Sometimes lobbying's less about convincing Congress of your client's case than about getting two minutes of its time. Coca Cola recently hired the Dewey Square Group to goad Congress into patching a few words in the 2005 $1 Coin Act, which requires vending machines on federal property and in federally-funded facilities to accept dollar coins. Coke's concern? The act's language was drafted to require the machines to dispense the coins. Since almost no snack and soda vending machines accept denominations larger than $1, it's inconceivable that a customer would ever need change in an amount equal to or greater than that.
But logically flawed or no, as of 2008, the Act will require Coke machines across the country to stock $1 coins in its change box, where they would be entombed forever more.

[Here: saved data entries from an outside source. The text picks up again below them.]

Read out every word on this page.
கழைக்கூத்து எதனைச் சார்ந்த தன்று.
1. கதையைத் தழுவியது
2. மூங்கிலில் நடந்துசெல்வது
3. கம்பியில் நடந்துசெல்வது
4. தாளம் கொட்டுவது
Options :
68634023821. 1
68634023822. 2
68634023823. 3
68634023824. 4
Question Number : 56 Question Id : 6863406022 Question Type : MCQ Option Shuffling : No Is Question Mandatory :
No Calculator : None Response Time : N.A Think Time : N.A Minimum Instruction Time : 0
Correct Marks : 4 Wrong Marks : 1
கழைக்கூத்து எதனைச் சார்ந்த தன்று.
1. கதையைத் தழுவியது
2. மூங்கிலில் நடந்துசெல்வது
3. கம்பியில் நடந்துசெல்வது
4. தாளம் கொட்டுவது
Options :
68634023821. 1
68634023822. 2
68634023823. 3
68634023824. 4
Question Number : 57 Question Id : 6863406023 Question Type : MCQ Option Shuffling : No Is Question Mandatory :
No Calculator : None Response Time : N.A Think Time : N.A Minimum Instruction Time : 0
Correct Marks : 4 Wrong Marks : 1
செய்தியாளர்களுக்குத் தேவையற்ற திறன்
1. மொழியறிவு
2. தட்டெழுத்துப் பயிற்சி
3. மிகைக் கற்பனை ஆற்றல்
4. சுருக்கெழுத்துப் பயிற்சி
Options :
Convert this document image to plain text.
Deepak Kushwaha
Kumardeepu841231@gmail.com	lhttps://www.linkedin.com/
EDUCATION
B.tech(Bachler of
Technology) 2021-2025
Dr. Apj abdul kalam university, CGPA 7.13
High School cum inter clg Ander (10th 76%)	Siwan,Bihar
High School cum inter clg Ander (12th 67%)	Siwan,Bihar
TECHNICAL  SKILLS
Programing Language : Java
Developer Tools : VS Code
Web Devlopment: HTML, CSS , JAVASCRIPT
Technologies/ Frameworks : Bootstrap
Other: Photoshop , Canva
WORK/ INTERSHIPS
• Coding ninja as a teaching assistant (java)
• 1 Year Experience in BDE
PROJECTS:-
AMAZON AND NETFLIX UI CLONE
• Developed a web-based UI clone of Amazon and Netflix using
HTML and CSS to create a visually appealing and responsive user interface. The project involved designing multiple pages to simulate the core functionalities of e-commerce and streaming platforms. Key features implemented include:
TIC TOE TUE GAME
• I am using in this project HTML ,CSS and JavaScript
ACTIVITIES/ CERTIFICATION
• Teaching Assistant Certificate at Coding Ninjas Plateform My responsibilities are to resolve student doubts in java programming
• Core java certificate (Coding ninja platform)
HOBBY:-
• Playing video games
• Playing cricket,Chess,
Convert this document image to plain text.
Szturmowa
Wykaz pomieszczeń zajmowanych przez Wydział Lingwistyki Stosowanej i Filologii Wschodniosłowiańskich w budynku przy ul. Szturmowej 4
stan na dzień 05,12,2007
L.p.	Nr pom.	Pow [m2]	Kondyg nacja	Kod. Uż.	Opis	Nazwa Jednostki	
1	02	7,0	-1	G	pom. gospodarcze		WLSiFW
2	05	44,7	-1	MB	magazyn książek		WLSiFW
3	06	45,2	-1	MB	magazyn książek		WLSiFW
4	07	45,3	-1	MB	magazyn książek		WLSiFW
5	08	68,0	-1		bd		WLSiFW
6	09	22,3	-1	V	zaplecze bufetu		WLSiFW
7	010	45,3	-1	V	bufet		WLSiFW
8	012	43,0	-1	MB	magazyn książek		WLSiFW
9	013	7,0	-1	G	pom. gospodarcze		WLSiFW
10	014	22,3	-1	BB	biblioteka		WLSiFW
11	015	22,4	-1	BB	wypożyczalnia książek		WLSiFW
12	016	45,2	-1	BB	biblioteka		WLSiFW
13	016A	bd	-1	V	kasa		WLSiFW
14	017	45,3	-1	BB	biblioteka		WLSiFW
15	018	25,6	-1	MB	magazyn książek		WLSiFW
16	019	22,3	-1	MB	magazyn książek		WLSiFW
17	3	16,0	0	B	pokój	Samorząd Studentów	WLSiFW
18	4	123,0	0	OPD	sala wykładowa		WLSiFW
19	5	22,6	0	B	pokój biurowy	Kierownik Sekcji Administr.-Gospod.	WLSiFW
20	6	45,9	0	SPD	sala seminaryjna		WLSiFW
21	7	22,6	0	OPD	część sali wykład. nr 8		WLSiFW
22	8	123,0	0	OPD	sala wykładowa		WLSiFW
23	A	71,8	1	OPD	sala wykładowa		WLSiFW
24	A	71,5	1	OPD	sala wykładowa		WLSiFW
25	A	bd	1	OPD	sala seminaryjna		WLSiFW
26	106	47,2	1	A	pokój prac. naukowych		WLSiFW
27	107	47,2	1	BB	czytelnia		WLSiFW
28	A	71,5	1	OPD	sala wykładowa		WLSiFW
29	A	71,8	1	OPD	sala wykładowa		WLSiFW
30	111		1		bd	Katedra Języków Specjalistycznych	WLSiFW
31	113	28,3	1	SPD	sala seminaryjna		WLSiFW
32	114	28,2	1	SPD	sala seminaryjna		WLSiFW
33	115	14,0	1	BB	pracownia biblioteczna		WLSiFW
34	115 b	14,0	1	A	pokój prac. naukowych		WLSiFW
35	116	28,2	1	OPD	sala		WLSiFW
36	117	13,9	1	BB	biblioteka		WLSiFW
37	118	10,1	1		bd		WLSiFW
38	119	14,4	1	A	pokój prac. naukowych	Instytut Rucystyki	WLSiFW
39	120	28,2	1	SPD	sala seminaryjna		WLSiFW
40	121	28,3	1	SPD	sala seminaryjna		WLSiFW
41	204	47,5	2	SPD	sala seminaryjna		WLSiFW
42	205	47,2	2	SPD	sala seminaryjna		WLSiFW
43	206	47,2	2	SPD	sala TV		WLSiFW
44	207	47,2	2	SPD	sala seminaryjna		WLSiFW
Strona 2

The coins "are only going to be taking space in these machines," says Stephanie Markiewicz, the Dewey Square lobbyist who is handling the matter for Coke. "And it accomplishes no federal policy purpose."
All that's necessary to fix the matter would be adding a few words limiting the dollar coin dispensation requirement to machines that take $5's $10's, and $20's. So why hire a lobbyist for such a simple wording change?
Well, take a look at the calendar. Markiewicz's job is to squeeze the matter in before the end of the session. And even without any opposition to the wording switch itself, that might be the sort of task that requires a bit of a fight.